Negotiating Style Causes Trouble in Delaware Minority Buyout

Mar 20, 2014

Reading Time : 3 min

A recent case from the Delaware Court of Chancery, In Re Orchard Enterprises, Inc. (Del. Ch. February 28, 2014), provides a vivid reminder of what can go wrong when a majority stockholder attempts to buy out the minority. Among other things, the Orchard court found fault with a number of issues raised in the proposed buyout, including raising one issue that many investors may find counterintuitive to the proposition of “freedom of negotiation.” In Orchard, the controlling stockholder, a holder of approximately 42% of common stock and 99% of convertible preferred stock for total voting power of approximately 53.3%, wanted to buy out the minority holders of common stock. Faced with the possibility of such a transaction, the company’s board of directors established a special committee to negotiate the buyout. At the time of such negotiations, the company had also received interest from potential third-party buyers for an acquisition of the entire company. 

In light of these competing offers, the special committee discussed a potential third-party sale with the controlling stockholder, and the controlling stockholder indicated that it would only do a deal with a third party if the controlling stockholder received the full liquidation preference for its preferred stock in the transaction. Because the controlling stockholder had a sufficiently large ownership position to block a third-party sale, the special committee referred the potential third-party buyer to the controlling stockholder for direct negotiations. In these negotiations, the controlling stockholder ultimately demanded a significant premium over the face value liquidation preference of the preferred stock (a more aggressive position than was represented to the special committee). The negotiations eventually fell apart. Left with no clear third-party alternative, the special committee and controlling stockholder negotiated a buyout transaction subject to a go-shop period and a condition that a majority of the minority approve the transaction. Following distribution of a proxy and a vote of the stockholders, the controlling stockholder and special committee completed the buyout transaction.

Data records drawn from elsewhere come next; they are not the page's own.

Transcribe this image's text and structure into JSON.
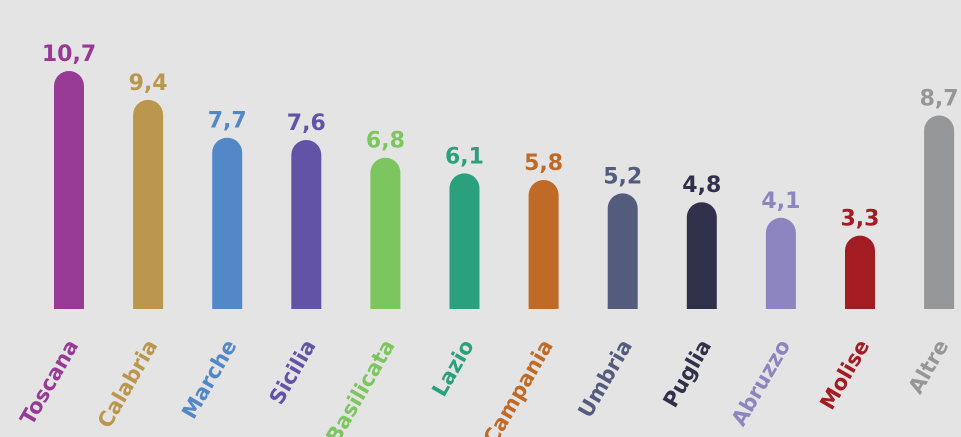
{
  "chart_data": {
    "type": "bar",
    "categories": [
      "Toscana",
      "Calabria",
      "Marche",
      "Sicilia",
      "Basilicata",
      "Lazio",
      "Campania",
      "Umbria",
      "Puglia",
      "Abruzzo",
      "Molise",
      "Altre"
    ],
    "values": [
      10.7,
      9.4,
      7.7,
      7.6,
      6.8,
      6.1,
      5.8,
      5.2,
      4.8,
      4.1,
      3.3,
      8.7
    ],
    "value_labels": [
      "10,7",
      "9,4",
      "7,7",
      "7,6",
      "6,8",
      "6,1",
      "5,8",
      "5,2",
      "4,8",
      "4,1",
      "3,3",
      "8,7"
    ],
    "colors": [
      "#973a96",
      "#bb964d",
      "#5287c8",
      "#6253a6",
      "#7dc55e",
      "#2aa17c",
      "#c06a28",
      "#535c7d",
      "#31304a",
      "#8c85c0",
      "#a31c22",
      "#959697"
    ],
    "ylim": [
      0,
      10.7
    ],
    "title": "",
    "xlabel": "",
    "ylabel": "",
    "grid": false,
    "legend": "none"
  }
}
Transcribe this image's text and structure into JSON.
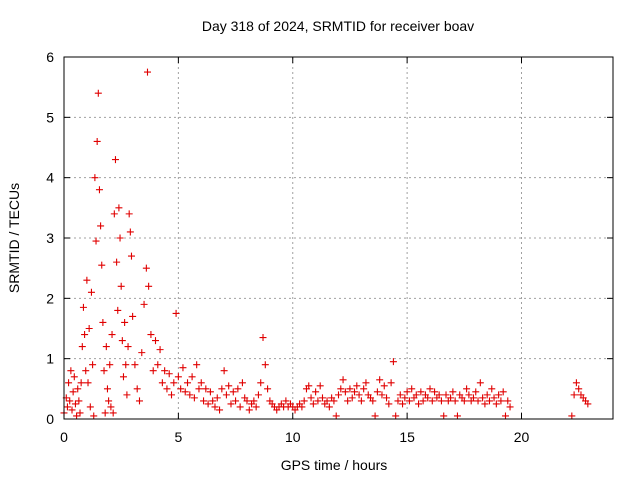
{
  "chart_data": {
    "type": "scatter",
    "title": "Day 318 of 2024, SRMTID for receiver boav",
    "xlabel": "GPS time / hours",
    "ylabel": "SRMTID / TECUs",
    "xlim": [
      0,
      24
    ],
    "ylim": [
      0,
      6
    ],
    "xticks": [
      0,
      5,
      10,
      15,
      20
    ],
    "yticks": [
      0,
      1,
      2,
      3,
      4,
      5,
      6
    ],
    "xtick_labels": [
      "0",
      "5",
      "10",
      "15",
      "20"
    ],
    "ytick_labels": [
      "0",
      "1",
      "2",
      "3",
      "4",
      "5",
      "6"
    ],
    "grid": true,
    "marker": "+",
    "series": [
      {
        "name": "SRMTID",
        "color": "#e00000",
        "points": [
          [
            0.0,
            0.1
          ],
          [
            0.1,
            0.35
          ],
          [
            0.15,
            0.2
          ],
          [
            0.2,
            0.6
          ],
          [
            0.25,
            0.3
          ],
          [
            0.3,
            0.8
          ],
          [
            0.35,
            0.15
          ],
          [
            0.4,
            0.45
          ],
          [
            0.45,
            0.7
          ],
          [
            0.5,
            0.25
          ],
          [
            0.55,
            0.05
          ],
          [
            0.6,
            0.5
          ],
          [
            0.65,
            0.3
          ],
          [
            0.7,
            0.1
          ],
          [
            0.75,
            0.6
          ],
          [
            0.8,
            1.2
          ],
          [
            0.85,
            1.85
          ],
          [
            0.9,
            1.4
          ],
          [
            0.95,
            0.8
          ],
          [
            1.0,
            2.3
          ],
          [
            1.05,
            0.6
          ],
          [
            1.1,
            1.5
          ],
          [
            1.15,
            0.2
          ],
          [
            1.2,
            2.1
          ],
          [
            1.25,
            0.9
          ],
          [
            1.3,
            0.05
          ],
          [
            1.35,
            4.0
          ],
          [
            1.4,
            2.95
          ],
          [
            1.45,
            4.6
          ],
          [
            1.5,
            5.4
          ],
          [
            1.55,
            3.8
          ],
          [
            1.6,
            3.2
          ],
          [
            1.65,
            2.55
          ],
          [
            1.7,
            1.6
          ],
          [
            1.75,
            0.8
          ],
          [
            1.8,
            0.1
          ],
          [
            1.85,
            1.2
          ],
          [
            1.9,
            0.5
          ],
          [
            1.95,
            0.3
          ],
          [
            2.0,
            0.9
          ],
          [
            2.05,
            0.2
          ],
          [
            2.1,
            1.4
          ],
          [
            2.15,
            0.1
          ],
          [
            2.2,
            3.4
          ],
          [
            2.25,
            4.3
          ],
          [
            2.3,
            2.6
          ],
          [
            2.35,
            1.8
          ],
          [
            2.4,
            3.5
          ],
          [
            2.45,
            3.0
          ],
          [
            2.5,
            2.2
          ],
          [
            2.55,
            1.3
          ],
          [
            2.6,
            0.7
          ],
          [
            2.65,
            1.6
          ],
          [
            2.7,
            0.9
          ],
          [
            2.75,
            0.4
          ],
          [
            2.8,
            1.2
          ],
          [
            2.85,
            3.4
          ],
          [
            2.9,
            3.1
          ],
          [
            2.95,
            2.7
          ],
          [
            3.0,
            1.7
          ],
          [
            3.1,
            0.9
          ],
          [
            3.2,
            0.5
          ],
          [
            3.3,
            0.3
          ],
          [
            3.4,
            1.1
          ],
          [
            3.5,
            1.9
          ],
          [
            3.6,
            2.5
          ],
          [
            3.65,
            5.75
          ],
          [
            3.7,
            2.2
          ],
          [
            3.8,
            1.4
          ],
          [
            3.9,
            0.8
          ],
          [
            4.0,
            1.3
          ],
          [
            4.1,
            0.9
          ],
          [
            4.2,
            1.15
          ],
          [
            4.3,
            0.6
          ],
          [
            4.4,
            0.8
          ],
          [
            4.5,
            0.5
          ],
          [
            4.6,
            0.75
          ],
          [
            4.7,
            0.4
          ],
          [
            4.8,
            0.6
          ],
          [
            4.9,
            1.75
          ],
          [
            5.0,
            0.7
          ],
          [
            5.1,
            0.5
          ],
          [
            5.2,
            0.85
          ],
          [
            5.3,
            0.45
          ],
          [
            5.4,
            0.6
          ],
          [
            5.5,
            0.4
          ],
          [
            5.6,
            0.7
          ],
          [
            5.7,
            0.35
          ],
          [
            5.8,
            0.9
          ],
          [
            5.9,
            0.5
          ],
          [
            6.0,
            0.6
          ],
          [
            6.1,
            0.3
          ],
          [
            6.2,
            0.5
          ],
          [
            6.3,
            0.25
          ],
          [
            6.4,
            0.45
          ],
          [
            6.5,
            0.3
          ],
          [
            6.6,
            0.2
          ],
          [
            6.7,
            0.35
          ],
          [
            6.8,
            0.15
          ],
          [
            6.9,
            0.5
          ],
          [
            7.0,
            0.8
          ],
          [
            7.1,
            0.4
          ],
          [
            7.2,
            0.55
          ],
          [
            7.3,
            0.25
          ],
          [
            7.4,
            0.45
          ],
          [
            7.5,
            0.3
          ],
          [
            7.6,
            0.5
          ],
          [
            7.7,
            0.2
          ],
          [
            7.8,
            0.6
          ],
          [
            7.9,
            0.35
          ],
          [
            8.0,
            0.3
          ],
          [
            8.1,
            0.15
          ],
          [
            8.2,
            0.25
          ],
          [
            8.3,
            0.3
          ],
          [
            8.4,
            0.2
          ],
          [
            8.5,
            0.4
          ],
          [
            8.6,
            0.6
          ],
          [
            8.7,
            1.35
          ],
          [
            8.8,
            0.9
          ],
          [
            8.9,
            0.5
          ],
          [
            9.0,
            0.3
          ],
          [
            9.1,
            0.25
          ],
          [
            9.2,
            0.2
          ],
          [
            9.3,
            0.15
          ],
          [
            9.4,
            0.2
          ],
          [
            9.5,
            0.25
          ],
          [
            9.6,
            0.2
          ],
          [
            9.7,
            0.3
          ],
          [
            9.8,
            0.2
          ],
          [
            9.9,
            0.25
          ],
          [
            10.0,
            0.2
          ],
          [
            10.1,
            0.15
          ],
          [
            10.2,
            0.2
          ],
          [
            10.3,
            0.25
          ],
          [
            10.4,
            0.2
          ],
          [
            10.5,
            0.3
          ],
          [
            10.6,
            0.5
          ],
          [
            10.7,
            0.55
          ],
          [
            10.8,
            0.35
          ],
          [
            10.9,
            0.25
          ],
          [
            11.0,
            0.45
          ],
          [
            11.1,
            0.3
          ],
          [
            11.2,
            0.55
          ],
          [
            11.3,
            0.35
          ],
          [
            11.4,
            0.25
          ],
          [
            11.5,
            0.3
          ],
          [
            11.6,
            0.2
          ],
          [
            11.7,
            0.35
          ],
          [
            11.8,
            0.3
          ],
          [
            11.9,
            0.05
          ],
          [
            12.0,
            0.4
          ],
          [
            12.1,
            0.5
          ],
          [
            12.2,
            0.65
          ],
          [
            12.3,
            0.45
          ],
          [
            12.4,
            0.3
          ],
          [
            12.5,
            0.5
          ],
          [
            12.6,
            0.35
          ],
          [
            12.7,
            0.45
          ],
          [
            12.8,
            0.55
          ],
          [
            12.9,
            0.4
          ],
          [
            13.0,
            0.3
          ],
          [
            13.1,
            0.5
          ],
          [
            13.2,
            0.6
          ],
          [
            13.3,
            0.4
          ],
          [
            13.4,
            0.35
          ],
          [
            13.5,
            0.3
          ],
          [
            13.6,
            0.05
          ],
          [
            13.7,
            0.45
          ],
          [
            13.8,
            0.65
          ],
          [
            13.9,
            0.4
          ],
          [
            14.0,
            0.55
          ],
          [
            14.1,
            0.35
          ],
          [
            14.2,
            0.25
          ],
          [
            14.3,
            0.6
          ],
          [
            14.4,
            0.95
          ],
          [
            14.5,
            0.05
          ],
          [
            14.6,
            0.3
          ],
          [
            14.7,
            0.4
          ],
          [
            14.8,
            0.25
          ],
          [
            14.9,
            0.35
          ],
          [
            15.0,
            0.45
          ],
          [
            15.1,
            0.3
          ],
          [
            15.2,
            0.5
          ],
          [
            15.3,
            0.35
          ],
          [
            15.4,
            0.4
          ],
          [
            15.5,
            0.25
          ],
          [
            15.6,
            0.45
          ],
          [
            15.7,
            0.3
          ],
          [
            15.8,
            0.4
          ],
          [
            15.9,
            0.35
          ],
          [
            16.0,
            0.5
          ],
          [
            16.1,
            0.3
          ],
          [
            16.2,
            0.45
          ],
          [
            16.3,
            0.35
          ],
          [
            16.4,
            0.4
          ],
          [
            16.5,
            0.3
          ],
          [
            16.6,
            0.05
          ],
          [
            16.7,
            0.4
          ],
          [
            16.8,
            0.3
          ],
          [
            16.9,
            0.35
          ],
          [
            17.0,
            0.45
          ],
          [
            17.1,
            0.3
          ],
          [
            17.2,
            0.05
          ],
          [
            17.3,
            0.4
          ],
          [
            17.4,
            0.35
          ],
          [
            17.5,
            0.3
          ],
          [
            17.6,
            0.5
          ],
          [
            17.7,
            0.4
          ],
          [
            17.8,
            0.3
          ],
          [
            17.9,
            0.35
          ],
          [
            18.0,
            0.45
          ],
          [
            18.1,
            0.3
          ],
          [
            18.2,
            0.6
          ],
          [
            18.3,
            0.35
          ],
          [
            18.4,
            0.25
          ],
          [
            18.5,
            0.4
          ],
          [
            18.6,
            0.3
          ],
          [
            18.7,
            0.5
          ],
          [
            18.8,
            0.35
          ],
          [
            18.9,
            0.25
          ],
          [
            19.0,
            0.4
          ],
          [
            19.1,
            0.3
          ],
          [
            19.2,
            0.45
          ],
          [
            19.3,
            0.05
          ],
          [
            19.4,
            0.3
          ],
          [
            19.5,
            0.2
          ],
          [
            22.2,
            0.05
          ],
          [
            22.3,
            0.4
          ],
          [
            22.4,
            0.6
          ],
          [
            22.5,
            0.5
          ],
          [
            22.6,
            0.4
          ],
          [
            22.7,
            0.35
          ],
          [
            22.8,
            0.3
          ],
          [
            22.9,
            0.25
          ]
        ]
      }
    ]
  }
}
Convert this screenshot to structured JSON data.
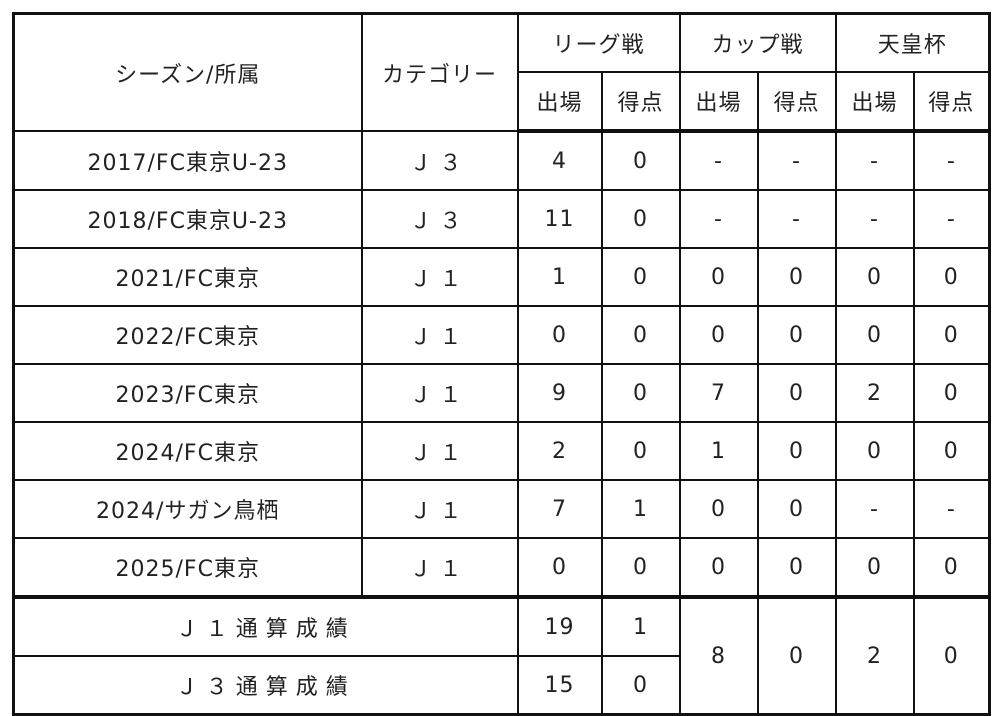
{
  "table": {
    "header": {
      "season": "シーズン/所属",
      "category": "カテゴリー",
      "groups": [
        "リーグ戦",
        "カップ戦",
        "天皇杯"
      ],
      "subheaders": [
        "出場",
        "得点",
        "出場",
        "得点",
        "出場",
        "得点"
      ]
    },
    "rows": [
      [
        "2017/FC東京U-23",
        "Ｊ３",
        "4",
        "0",
        "-",
        "-",
        "-",
        "-"
      ],
      [
        "2018/FC東京U-23",
        "Ｊ３",
        "11",
        "0",
        "-",
        "-",
        "-",
        "-"
      ],
      [
        "2021/FC東京",
        "Ｊ１",
        "1",
        "0",
        "0",
        "0",
        "0",
        "0"
      ],
      [
        "2022/FC東京",
        "Ｊ１",
        "0",
        "0",
        "0",
        "0",
        "0",
        "0"
      ],
      [
        "2023/FC東京",
        "Ｊ１",
        "9",
        "0",
        "7",
        "0",
        "2",
        "0"
      ],
      [
        "2024/FC東京",
        "Ｊ１",
        "2",
        "0",
        "1",
        "0",
        "0",
        "0"
      ],
      [
        "2024/サガン鳥栖",
        "Ｊ１",
        "7",
        "1",
        "0",
        "0",
        "-",
        "-"
      ],
      [
        "2025/FC東京",
        "Ｊ１",
        "0",
        "0",
        "0",
        "0",
        "0",
        "0"
      ]
    ],
    "totals": {
      "rows": [
        {
          "label": "Ｊ１通算成績",
          "league": [
            "19",
            "1"
          ]
        },
        {
          "label": "Ｊ３通算成績",
          "league": [
            "15",
            "0"
          ]
        }
      ],
      "combined": [
        "8",
        "0",
        "2",
        "0"
      ]
    }
  }
}
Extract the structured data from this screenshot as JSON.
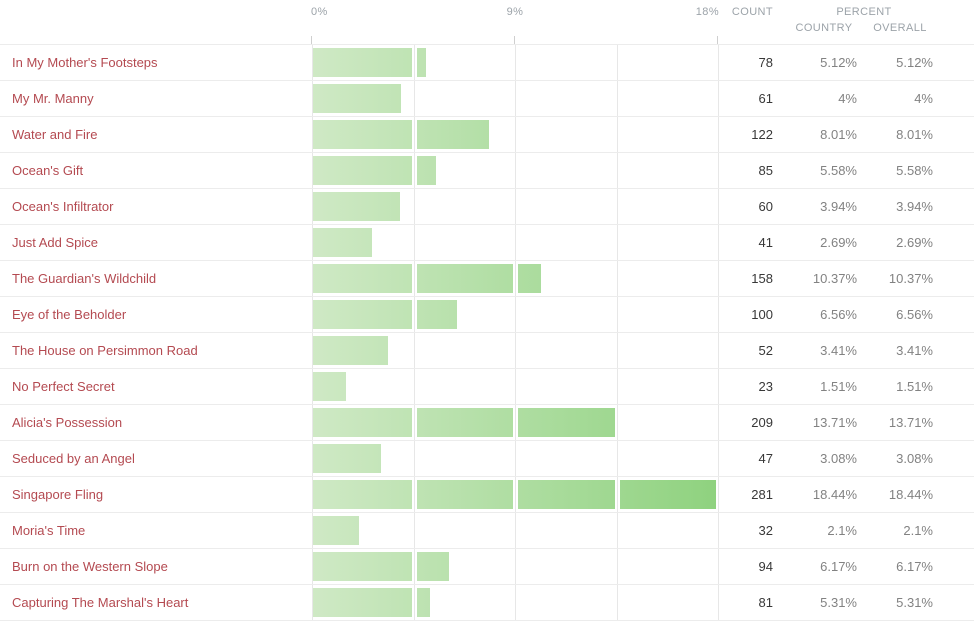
{
  "header": {
    "axis_ticks": [
      "0%",
      "9%",
      "18%"
    ],
    "count_label": "COUNT",
    "percent_label": "PERCENT",
    "country_label": "COUNTRY",
    "overall_label": "OVERALL"
  },
  "colors": {
    "bar_gradient_start": "#cfe9c5",
    "bar_gradient_end": "#8fd27f",
    "title_text": "#b44a51",
    "header_text": "#9ca3a9",
    "count_text": "#383838",
    "percent_text": "#828282",
    "grid_line": "#e7e7e7"
  },
  "chart_data": {
    "type": "bar",
    "orientation": "horizontal",
    "title": "",
    "xlabel": "",
    "ylabel": "",
    "xlim": [
      0,
      18
    ],
    "axis_tick_labels": [
      "0%",
      "9%",
      "18%"
    ],
    "grid": true,
    "categories": [
      "In My Mother's Footsteps",
      "My Mr. Manny",
      "Water and Fire",
      "Ocean's Gift",
      "Ocean's Infiltrator",
      "Just Add Spice",
      "The Guardian's Wildchild",
      "Eye of the Beholder",
      "The House on Persimmon Road",
      "No Perfect Secret",
      "Alicia's Possession",
      "Seduced by an Angel",
      "Singapore Fling",
      "Moria's Time",
      "Burn on the Western Slope",
      "Capturing The Marshal's Heart"
    ],
    "series": [
      {
        "name": "Count",
        "values": [
          78,
          61,
          122,
          85,
          60,
          41,
          158,
          100,
          52,
          23,
          209,
          47,
          281,
          32,
          94,
          81
        ]
      },
      {
        "name": "Country %",
        "values": [
          5.12,
          4,
          8.01,
          5.58,
          3.94,
          2.69,
          10.37,
          6.56,
          3.41,
          1.51,
          13.71,
          3.08,
          18.44,
          2.1,
          6.17,
          5.31
        ]
      },
      {
        "name": "Overall %",
        "values": [
          5.12,
          4,
          8.01,
          5.58,
          3.94,
          2.69,
          10.37,
          6.56,
          3.41,
          1.51,
          13.71,
          3.08,
          18.44,
          2.1,
          6.17,
          5.31
        ]
      }
    ]
  },
  "rows": [
    {
      "title": "In My Mother's Footsteps",
      "count": "78",
      "country": "5.12%",
      "overall": "5.12%",
      "percent_value": 5.12
    },
    {
      "title": "My Mr. Manny",
      "count": "61",
      "country": "4%",
      "overall": "4%",
      "percent_value": 4
    },
    {
      "title": "Water and Fire",
      "count": "122",
      "country": "8.01%",
      "overall": "8.01%",
      "percent_value": 8.01
    },
    {
      "title": "Ocean's Gift",
      "count": "85",
      "country": "5.58%",
      "overall": "5.58%",
      "percent_value": 5.58
    },
    {
      "title": "Ocean's Infiltrator",
      "count": "60",
      "country": "3.94%",
      "overall": "3.94%",
      "percent_value": 3.94
    },
    {
      "title": "Just Add Spice",
      "count": "41",
      "country": "2.69%",
      "overall": "2.69%",
      "percent_value": 2.69
    },
    {
      "title": "The Guardian's Wildchild",
      "count": "158",
      "country": "10.37%",
      "overall": "10.37%",
      "percent_value": 10.37
    },
    {
      "title": "Eye of the Beholder",
      "count": "100",
      "country": "6.56%",
      "overall": "6.56%",
      "percent_value": 6.56
    },
    {
      "title": "The House on Persimmon Road",
      "count": "52",
      "country": "3.41%",
      "overall": "3.41%",
      "percent_value": 3.41
    },
    {
      "title": "No Perfect Secret",
      "count": "23",
      "country": "1.51%",
      "overall": "1.51%",
      "percent_value": 1.51
    },
    {
      "title": "Alicia's Possession",
      "count": "209",
      "country": "13.71%",
      "overall": "13.71%",
      "percent_value": 13.71
    },
    {
      "title": "Seduced by an Angel",
      "count": "47",
      "country": "3.08%",
      "overall": "3.08%",
      "percent_value": 3.08
    },
    {
      "title": "Singapore Fling",
      "count": "281",
      "country": "18.44%",
      "overall": "18.44%",
      "percent_value": 18.44
    },
    {
      "title": "Moria's Time",
      "count": "32",
      "country": "2.1%",
      "overall": "2.1%",
      "percent_value": 2.1
    },
    {
      "title": "Burn on the Western Slope",
      "count": "94",
      "country": "6.17%",
      "overall": "6.17%",
      "percent_value": 6.17
    },
    {
      "title": "Capturing The Marshal's Heart",
      "count": "81",
      "country": "5.31%",
      "overall": "5.31%",
      "percent_value": 5.31
    }
  ]
}
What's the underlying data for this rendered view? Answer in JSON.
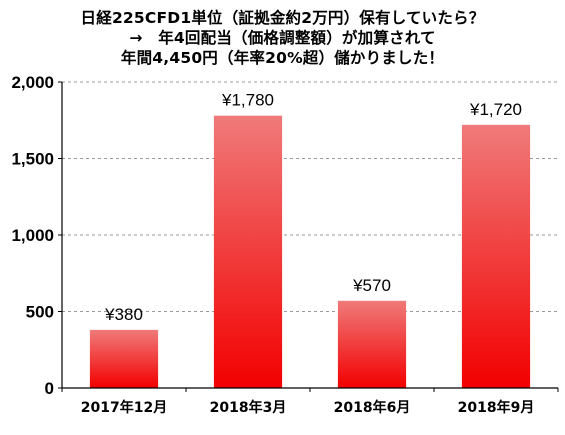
{
  "title_lines": [
    "日経225CFD1単位（証拠金約2万円）保有していたら？",
    "→　年4回配当（価格調整額）が加算されて",
    "年間4,450円（年率20%超）儲かりました！"
  ],
  "colors": {
    "bar_top": "#f07a7a",
    "bar_bottom": "#f20000",
    "axis": "#000000",
    "grid": "#9a9a9a"
  },
  "chart_data": {
    "type": "bar",
    "title": "日経225CFD1単位（証拠金約2万円）保有していたら？ → 年4回配当（価格調整額）が加算されて 年間4,450円（年率20%超）儲かりました！",
    "categories": [
      "2017年12月",
      "2018年3月",
      "2018年6月",
      "2018年9月"
    ],
    "values": [
      380,
      1780,
      570,
      1720
    ],
    "data_labels": [
      "¥380",
      "¥1,780",
      "¥570",
      "¥1,720"
    ],
    "ylim": [
      0,
      2000
    ],
    "yticks": [
      0,
      500,
      1000,
      1500,
      2000
    ],
    "ytick_labels": [
      "0",
      "500",
      "1,000",
      "1,500",
      "2,000"
    ],
    "xlabel": "",
    "ylabel": "",
    "grid": "horizontal-dashed",
    "legend": "none"
  }
}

Although a controlling stockholder might think that it is free to take any position it wants in negotiations, and reserves the right to change its mind and demand a higher price from a third party than it originally indicated, the court thought differently. The court suggested that if a controlling stockholder misrepresents its willingness to sell (and the applicable terms on which it would sell) to the company and the special committee, then such misrepresentations can completely undermine an otherwise appropriate special committee process. Although the court did not make any factual determinations, the court suggested that the controlling stockholder’s alleged misrepresentations (1) removed the special committee’s reasons to oppose the controlling stockholder’s influence or get involved in the third-party negotiations to ensure proper representation of the minority stockholders’ interests and (2) lessened the ability of the special committee to rely on a go-shop provision in the eventual buyout, which the special committee relied on as evidence of satisfaction of its fiduciary duties.

While many majority stockholders find the procedural issues associated with minority buyouts to be frustrating, they can be avoided with proper planning. At the outset of an investment, consider negotiating the specific terms of a buyout or repurchase of minority stockholders, including a mechanism for such a repurchase and an agreed valuation method for such repurchase. In particular, when the future minority investors agree to those contractual provisions in an arm's-length negotiation prior to a majority investment and the existence of a controlling stockholder, the eventual buyout process is simplified and avoids the myriad of troubles described above. Similarly, in a minority investment situation, a “drag-along” right with an agreed valuation method can also be very useful for the controlling stockholder, because the controlling stockholder can sell to a third party without the added uncertainty that the minority would bring to negotiations. Finally, an anticipated controlling stockholder should consider if it makes sense to use a limited liability company with an agreed waiver of fiduciary duties, because that would provide the controlling stockholder with the more intuitive “freedom of negotiation.”